Worldwide, lung cancer is the leading cause of cancer-related deaths. To manage lung nodules, radiologists observe computed tomography images, review various imaging findings, and record these in radiology reports. The report contents should be of high quality and uniform regardless of the radiologist. Here, we propose an artificial intelligence system that automatically generates descriptions related to lung nodules in computed tomography images. Our system consists of an image recognition method for extracting contents–namely, bronchopulmonary segments and nodule characteristics from images–and a natural language processing method to generate fluent descriptions. To verify our system’s clinical usefulness, we conducted an experiment in which two radiologists created nodule descriptions of findings using our system. Through our system, the similarity of the described contents between the two radiologists (p = 0.001) and the comprehensiveness of the contents (p = 0.025) improved, while the accuracy did not significantly deteriorate (p = 0.484).

Introduction

Lung cancer is the most common and leading cause of cancer-related deaths, worldwide [1]. Computed tomography (CT) is useful for early detection and diagnosis of lung cancer [24]. Regarding lung cancer diagnoses, many studies have compared CT and pathological findings, and the histological background of the marginal and internal characteristics of lung nodules is well understood [5,6]. Based on these studies, several imaging findings have been identified that affect the differentiation of benign and malignant nodules and their management [2,7,8].

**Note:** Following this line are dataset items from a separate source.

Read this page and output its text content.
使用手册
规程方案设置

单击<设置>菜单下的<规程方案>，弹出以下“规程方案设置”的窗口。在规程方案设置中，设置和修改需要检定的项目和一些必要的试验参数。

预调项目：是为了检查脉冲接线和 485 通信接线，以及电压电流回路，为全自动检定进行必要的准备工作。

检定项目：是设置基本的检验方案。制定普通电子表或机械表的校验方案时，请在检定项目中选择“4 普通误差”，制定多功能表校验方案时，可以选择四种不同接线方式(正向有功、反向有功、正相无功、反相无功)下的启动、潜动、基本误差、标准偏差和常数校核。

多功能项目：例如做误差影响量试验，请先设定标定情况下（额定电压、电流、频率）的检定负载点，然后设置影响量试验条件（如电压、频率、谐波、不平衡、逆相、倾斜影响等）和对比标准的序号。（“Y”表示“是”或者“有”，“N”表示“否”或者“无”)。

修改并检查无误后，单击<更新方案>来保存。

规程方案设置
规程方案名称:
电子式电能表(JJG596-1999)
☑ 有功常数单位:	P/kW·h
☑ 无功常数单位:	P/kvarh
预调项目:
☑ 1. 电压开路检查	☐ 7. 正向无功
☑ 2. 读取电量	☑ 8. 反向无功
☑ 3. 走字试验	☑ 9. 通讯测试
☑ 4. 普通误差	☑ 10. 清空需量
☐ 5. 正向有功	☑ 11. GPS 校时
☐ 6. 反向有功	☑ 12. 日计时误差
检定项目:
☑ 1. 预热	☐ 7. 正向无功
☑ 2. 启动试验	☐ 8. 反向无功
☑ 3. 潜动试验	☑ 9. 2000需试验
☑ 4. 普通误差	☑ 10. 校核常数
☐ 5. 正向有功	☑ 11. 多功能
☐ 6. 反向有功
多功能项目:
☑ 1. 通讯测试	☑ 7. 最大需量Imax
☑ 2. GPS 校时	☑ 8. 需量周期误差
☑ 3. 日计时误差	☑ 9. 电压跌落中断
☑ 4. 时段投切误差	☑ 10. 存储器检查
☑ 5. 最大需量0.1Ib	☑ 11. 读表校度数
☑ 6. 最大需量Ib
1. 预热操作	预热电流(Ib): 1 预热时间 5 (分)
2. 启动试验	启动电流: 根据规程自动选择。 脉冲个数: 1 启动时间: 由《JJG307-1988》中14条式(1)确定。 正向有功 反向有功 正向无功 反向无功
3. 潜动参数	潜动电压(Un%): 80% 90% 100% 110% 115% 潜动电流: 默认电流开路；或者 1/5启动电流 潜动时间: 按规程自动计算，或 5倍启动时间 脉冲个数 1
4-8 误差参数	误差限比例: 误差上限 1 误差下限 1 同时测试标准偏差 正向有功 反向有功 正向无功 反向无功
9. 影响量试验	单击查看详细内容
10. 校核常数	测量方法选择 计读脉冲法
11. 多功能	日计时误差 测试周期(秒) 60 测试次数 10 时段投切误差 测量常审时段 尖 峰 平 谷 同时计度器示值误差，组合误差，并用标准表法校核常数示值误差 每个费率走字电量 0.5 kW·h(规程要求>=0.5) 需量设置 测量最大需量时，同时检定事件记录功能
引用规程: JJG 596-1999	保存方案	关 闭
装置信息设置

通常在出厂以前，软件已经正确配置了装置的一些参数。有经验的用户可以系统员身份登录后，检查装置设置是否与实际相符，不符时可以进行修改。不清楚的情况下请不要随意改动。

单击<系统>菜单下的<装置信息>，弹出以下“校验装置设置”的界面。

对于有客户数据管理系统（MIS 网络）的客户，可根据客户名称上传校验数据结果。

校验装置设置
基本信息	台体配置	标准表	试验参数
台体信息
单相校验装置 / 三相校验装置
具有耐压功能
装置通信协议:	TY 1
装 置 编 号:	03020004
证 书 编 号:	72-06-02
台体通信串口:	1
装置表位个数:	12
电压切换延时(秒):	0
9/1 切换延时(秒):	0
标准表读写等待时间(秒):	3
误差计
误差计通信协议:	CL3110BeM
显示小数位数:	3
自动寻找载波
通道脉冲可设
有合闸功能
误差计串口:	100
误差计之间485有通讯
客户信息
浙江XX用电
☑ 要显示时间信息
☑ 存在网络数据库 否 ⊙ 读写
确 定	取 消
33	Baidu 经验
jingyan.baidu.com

To communicate the radiographic interpretation results to physicians, radiologists prepare a radiology report that summarizes the imaging findings and diagnoses. Regarding lung nodules, information that affects benign/malignant discrimination (e.g., anatomical location, size, marginal/internal characteristics, and relationship with surrounding structures), should be accurately described in the report. Thin-section CT is recommended for accurate characterization and measurement [2]. This implies that the radiologist needs to identify many slices and record a variety of imaging findings, which takes a long time. Furthermore, it is desirable that the content described in the report is of high quality and uniform; however, at present, achieving this varies depending on the radiologist. Furthermore, as mentioned, there is a variety of content to be verified. Hence, the risk of omission of important content exists. By developing an artificial intelligence (AI) system that supports the creation of finding descriptions, it is expected that the quality and uniformity of reports will be improved, and the burden of interpretation work will be reduced.

In recent years, many diagnostic support systems using deep learning (DL) techniques, such as convolutional neural networks and recurrent neural networks, have been studied; however, most of these studies focused on lesion detection and differentiation [9,10], and few focused on report generation. An end-to-end method has been proposed to generate finding descriptions directly from chest X-ray images [11,12]. These studies used hundreds of thousands of image/findings pairs for training. To automatically generate finding descriptions of lung nodules on CT images, it is necessary to comprehensively extract detailed imaging findings related to nodules from three-dimensional (3D) images. Compared with the finding descriptions of the X-ray image, the finding descriptions of the CT image exhibit a large individual difference in the content to be described, and it can be assumed that the same approach requires a large amount of training data to absorb this individual difference.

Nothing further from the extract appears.